Natuurlijk zijn er verschillen tussen sectoren, functiegroepen en opleidingsniveaus, het gaat wat te ver om deze nu uitgebreid te behandelen (voor geïnteresseerden het digitale rapport is kosteloos beschikbaar op onze site https://www.berenschot.nl/
expertise/diensten/kenniscentrum/hr-trends/), maar de functiegroep die ten opzichte 2017 de sterkste stijging heeft laten zien is met maar liefste 101% ‘Juridische zaken’.
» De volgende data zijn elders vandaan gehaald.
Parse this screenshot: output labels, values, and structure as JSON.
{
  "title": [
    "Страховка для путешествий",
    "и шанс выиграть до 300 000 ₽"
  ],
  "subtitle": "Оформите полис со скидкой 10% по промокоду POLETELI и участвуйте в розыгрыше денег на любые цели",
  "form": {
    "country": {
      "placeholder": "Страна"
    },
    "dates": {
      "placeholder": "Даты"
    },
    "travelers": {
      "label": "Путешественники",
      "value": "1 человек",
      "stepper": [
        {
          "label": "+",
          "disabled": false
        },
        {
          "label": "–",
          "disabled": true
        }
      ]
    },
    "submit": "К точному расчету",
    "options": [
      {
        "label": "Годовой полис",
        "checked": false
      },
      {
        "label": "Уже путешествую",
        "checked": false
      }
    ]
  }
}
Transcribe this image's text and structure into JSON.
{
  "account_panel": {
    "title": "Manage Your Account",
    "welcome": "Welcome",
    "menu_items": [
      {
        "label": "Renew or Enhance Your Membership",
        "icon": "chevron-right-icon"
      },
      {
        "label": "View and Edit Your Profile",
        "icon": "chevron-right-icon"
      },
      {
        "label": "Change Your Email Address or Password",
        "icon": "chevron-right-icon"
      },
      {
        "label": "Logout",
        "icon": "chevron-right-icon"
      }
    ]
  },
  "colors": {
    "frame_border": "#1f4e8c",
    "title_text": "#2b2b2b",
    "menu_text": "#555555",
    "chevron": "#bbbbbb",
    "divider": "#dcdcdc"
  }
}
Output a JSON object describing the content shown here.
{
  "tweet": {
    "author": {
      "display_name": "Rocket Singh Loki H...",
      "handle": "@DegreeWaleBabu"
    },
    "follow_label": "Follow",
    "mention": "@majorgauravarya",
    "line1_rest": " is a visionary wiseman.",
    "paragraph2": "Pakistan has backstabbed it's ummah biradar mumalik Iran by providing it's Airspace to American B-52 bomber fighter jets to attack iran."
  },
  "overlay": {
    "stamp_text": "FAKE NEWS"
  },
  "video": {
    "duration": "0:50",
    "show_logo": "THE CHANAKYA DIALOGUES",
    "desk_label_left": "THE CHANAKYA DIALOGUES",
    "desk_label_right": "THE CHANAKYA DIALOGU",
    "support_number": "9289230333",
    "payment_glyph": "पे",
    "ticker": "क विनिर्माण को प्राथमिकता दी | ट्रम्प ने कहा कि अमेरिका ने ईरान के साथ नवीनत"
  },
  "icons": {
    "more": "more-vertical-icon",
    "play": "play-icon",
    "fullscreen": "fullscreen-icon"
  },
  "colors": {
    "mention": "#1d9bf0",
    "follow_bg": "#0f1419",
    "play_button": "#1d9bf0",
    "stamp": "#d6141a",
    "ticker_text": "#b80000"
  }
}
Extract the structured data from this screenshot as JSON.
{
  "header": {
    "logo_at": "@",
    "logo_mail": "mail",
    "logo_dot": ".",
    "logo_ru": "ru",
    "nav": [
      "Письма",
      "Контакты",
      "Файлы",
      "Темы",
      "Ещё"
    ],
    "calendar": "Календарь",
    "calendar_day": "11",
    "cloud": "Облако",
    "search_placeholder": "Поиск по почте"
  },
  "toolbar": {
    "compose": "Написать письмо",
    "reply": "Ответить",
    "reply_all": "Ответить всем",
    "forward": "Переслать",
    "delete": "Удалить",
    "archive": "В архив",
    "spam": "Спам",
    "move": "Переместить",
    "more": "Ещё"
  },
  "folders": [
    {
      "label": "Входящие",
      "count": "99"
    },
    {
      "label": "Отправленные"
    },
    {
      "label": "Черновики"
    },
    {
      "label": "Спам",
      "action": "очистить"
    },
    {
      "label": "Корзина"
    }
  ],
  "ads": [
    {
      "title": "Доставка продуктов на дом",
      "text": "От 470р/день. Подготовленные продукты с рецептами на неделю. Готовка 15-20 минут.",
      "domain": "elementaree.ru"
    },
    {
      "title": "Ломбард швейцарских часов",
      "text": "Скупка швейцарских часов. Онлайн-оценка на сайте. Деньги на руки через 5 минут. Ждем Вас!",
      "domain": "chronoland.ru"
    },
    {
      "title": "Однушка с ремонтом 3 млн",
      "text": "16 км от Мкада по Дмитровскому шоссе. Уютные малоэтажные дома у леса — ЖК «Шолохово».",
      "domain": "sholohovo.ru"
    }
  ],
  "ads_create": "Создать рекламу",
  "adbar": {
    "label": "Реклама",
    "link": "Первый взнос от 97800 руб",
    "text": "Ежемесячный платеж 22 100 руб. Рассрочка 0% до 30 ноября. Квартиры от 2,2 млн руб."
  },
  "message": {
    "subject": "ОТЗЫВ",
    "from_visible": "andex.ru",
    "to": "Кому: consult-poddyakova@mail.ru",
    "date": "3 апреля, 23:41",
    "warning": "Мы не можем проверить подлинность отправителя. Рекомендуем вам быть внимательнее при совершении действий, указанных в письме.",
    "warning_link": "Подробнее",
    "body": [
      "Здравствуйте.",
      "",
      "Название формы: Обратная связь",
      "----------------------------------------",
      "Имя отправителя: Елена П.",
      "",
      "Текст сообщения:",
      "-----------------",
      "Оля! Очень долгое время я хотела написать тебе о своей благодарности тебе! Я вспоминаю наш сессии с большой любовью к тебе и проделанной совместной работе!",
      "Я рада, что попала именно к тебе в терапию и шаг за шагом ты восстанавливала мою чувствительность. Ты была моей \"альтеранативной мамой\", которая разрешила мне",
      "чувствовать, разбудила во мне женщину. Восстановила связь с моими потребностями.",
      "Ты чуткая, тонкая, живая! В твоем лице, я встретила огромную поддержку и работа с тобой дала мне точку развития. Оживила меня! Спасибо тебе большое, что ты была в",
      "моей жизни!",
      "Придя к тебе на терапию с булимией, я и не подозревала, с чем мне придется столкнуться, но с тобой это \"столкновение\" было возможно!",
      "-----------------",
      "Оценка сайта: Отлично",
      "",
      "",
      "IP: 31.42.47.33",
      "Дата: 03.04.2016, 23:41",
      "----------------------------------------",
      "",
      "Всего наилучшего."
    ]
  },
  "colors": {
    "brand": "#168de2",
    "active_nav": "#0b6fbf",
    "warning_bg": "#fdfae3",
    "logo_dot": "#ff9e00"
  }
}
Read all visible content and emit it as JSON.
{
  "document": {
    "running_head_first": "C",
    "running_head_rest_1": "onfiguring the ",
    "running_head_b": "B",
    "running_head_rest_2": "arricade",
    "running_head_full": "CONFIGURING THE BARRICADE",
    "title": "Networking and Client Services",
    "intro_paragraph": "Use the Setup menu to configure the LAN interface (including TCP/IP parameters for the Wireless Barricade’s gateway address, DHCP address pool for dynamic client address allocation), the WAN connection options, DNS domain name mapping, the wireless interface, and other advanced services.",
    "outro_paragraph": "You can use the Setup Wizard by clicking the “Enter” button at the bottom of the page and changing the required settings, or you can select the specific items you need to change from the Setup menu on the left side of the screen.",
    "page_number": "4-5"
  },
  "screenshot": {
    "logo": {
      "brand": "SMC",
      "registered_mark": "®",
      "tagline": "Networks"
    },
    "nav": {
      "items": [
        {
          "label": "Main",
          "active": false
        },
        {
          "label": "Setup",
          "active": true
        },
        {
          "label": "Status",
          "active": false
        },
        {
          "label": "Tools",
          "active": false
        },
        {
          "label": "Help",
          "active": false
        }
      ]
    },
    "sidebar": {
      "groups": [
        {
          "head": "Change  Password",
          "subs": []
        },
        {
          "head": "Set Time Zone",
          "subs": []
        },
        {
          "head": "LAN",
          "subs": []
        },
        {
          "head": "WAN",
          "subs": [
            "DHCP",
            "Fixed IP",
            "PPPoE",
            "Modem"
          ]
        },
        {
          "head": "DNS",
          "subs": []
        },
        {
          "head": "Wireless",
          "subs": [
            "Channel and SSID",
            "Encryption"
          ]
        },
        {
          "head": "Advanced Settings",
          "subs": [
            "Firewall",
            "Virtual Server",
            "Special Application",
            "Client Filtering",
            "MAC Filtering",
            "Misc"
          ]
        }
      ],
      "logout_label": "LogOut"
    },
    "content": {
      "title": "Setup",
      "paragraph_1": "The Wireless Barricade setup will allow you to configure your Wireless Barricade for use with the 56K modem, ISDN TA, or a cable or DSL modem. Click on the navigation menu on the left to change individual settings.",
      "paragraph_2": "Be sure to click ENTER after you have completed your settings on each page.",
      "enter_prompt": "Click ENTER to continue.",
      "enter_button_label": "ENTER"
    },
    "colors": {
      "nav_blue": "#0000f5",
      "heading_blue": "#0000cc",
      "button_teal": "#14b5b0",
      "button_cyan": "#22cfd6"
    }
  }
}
17% van de organisaties geeft aan moeite te hebben om vacatures in deze functiegroep ingevuld te krijgen. In 80% van de gevallen gaat het om vacatures op WO-niveau, de overige 20% betreft functies op HBO-niveau. Als we kijken naar sectoren, dan knellen de vacatures binnen de functiegroep juridische zaken het meest binnen ‘Openbaar Bestuur’ en ‘Kennisintensieve dienstverlening’.

De toenemende spanning op de arbeidsmarkt zien we natuurlijk niet alleen terug als het om werving en selectie gaat, maar heeft ook zijn invloed op de uitdaging om bestaande medewerkers aan de organisatie te blijven binden. HR-professionals zagen de afgelopen jaren weinig problemen als het om behoud van personeel ging, maar inmiddels is er een groeiend aantal dat wél problemen ervaart. Deze trend zet zich naar verwachting volgend jaar door.

‘Different sizes
for different
people’

In de strijd om nieuwe medewerkers te krijgen en om bestaande medewerkers voor de organisatie te behouden, wordt er nadrukkelijker aandacht besteed aan de zogeheten ‘Employee Experience’: de totale ervaring van een medewerker binnen een organisatie vanaf het eerste prille contact tot een eventueel vertrek en zelfs daarna als alumnus. We zien organisaties die hun werknemers als (interne) klanten behandelen, hun HR-afdeling drastisch hervormen en de focus verleggen van administratieve processen naar strategisch HR gecombineerd met aandacht voor de medewerker en intern talent, met als een toename van werkplezier en productiviteit als resultaat.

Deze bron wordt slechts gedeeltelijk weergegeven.